Rory Blyth recently blogged that he was invited to attend the 2004 Microsoft MVP Summit without being an MVP. This has caused some outcry from some members of the .NET programming community. I've seen some complaints from Roy Osherove who wrote Non MVPs at the MVP summit - looks bad, smells bad and Ted Neward who's written MVP: What's in a name? that inviting people who aren't MVPs to the MVP Summit diminishes the value of being an MVP. As the community lead for my team I tend to share their sentiments.

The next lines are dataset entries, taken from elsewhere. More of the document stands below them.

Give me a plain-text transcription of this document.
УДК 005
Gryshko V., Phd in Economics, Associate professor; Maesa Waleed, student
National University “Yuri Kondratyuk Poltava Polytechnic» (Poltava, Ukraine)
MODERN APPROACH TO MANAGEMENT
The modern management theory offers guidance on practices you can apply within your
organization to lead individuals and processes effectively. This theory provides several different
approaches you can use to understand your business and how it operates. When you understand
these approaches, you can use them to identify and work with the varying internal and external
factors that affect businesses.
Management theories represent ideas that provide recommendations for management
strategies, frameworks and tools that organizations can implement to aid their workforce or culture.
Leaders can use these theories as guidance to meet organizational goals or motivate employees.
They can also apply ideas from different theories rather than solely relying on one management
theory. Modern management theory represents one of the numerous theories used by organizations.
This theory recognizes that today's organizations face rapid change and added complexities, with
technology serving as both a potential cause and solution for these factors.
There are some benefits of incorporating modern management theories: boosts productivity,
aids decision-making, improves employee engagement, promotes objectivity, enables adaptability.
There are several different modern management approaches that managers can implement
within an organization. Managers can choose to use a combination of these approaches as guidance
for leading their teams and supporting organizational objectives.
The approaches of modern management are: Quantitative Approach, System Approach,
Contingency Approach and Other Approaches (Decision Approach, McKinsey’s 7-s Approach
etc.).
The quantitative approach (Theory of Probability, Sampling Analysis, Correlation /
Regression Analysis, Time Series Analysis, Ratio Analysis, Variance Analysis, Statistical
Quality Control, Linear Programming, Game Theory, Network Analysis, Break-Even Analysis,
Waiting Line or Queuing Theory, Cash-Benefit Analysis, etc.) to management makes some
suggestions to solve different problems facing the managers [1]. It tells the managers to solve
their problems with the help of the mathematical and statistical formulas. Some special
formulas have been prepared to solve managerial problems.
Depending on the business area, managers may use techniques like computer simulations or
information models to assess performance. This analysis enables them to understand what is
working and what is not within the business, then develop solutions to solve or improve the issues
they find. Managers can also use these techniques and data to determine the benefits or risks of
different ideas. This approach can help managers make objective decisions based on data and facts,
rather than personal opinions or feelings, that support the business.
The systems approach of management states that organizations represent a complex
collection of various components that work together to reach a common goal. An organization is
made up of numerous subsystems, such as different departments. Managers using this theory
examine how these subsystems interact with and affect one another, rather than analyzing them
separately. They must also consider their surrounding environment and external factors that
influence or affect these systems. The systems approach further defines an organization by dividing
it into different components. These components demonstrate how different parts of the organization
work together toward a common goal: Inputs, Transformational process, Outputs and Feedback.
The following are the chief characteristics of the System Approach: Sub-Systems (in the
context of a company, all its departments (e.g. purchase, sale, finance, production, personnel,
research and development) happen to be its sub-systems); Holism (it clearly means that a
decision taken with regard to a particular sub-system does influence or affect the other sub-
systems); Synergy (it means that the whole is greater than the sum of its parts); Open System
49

I'll reserve comment about this particular incident since all the details are not available.
I did feel drawn to post because Ted Neward wrote
Meanwhile, for those who've asked over blogs and mailing lists, becoming an MVP is not a mystical or mysterious process, but it is somewhat subjective and arbitrary: as I understand it, in essence, when it comes time to select new MVPs, existing MVPs nominate names they've seen active within the community (writing books, speaking, blogging, activity on the newsgroups and various community portals, and so on), and from there the rest of the MVPs in that "group" sort of hash out who's worthy and who's not.
I don't know about other products and technologies but that isn't how it's worked for the case of the “Visual Developer - XML” category. Various internal and external folks can nominate MVPs through myself or two people from the MVP program, Ben Miller is one of the other people, and we actually enter the nomination information. Then three of us vote on who should be an MVP based on what we know first hand or second hand about the individual. I'm sure some teams encourage the MVPs to be directly involved in the process but that doesn't mean that is the rule for how things work with regards to MVP nominations. Also I'm sure product teams and the MVP program have veto power on whoever is awarded as an MVP even for folks nominated by other MVPs.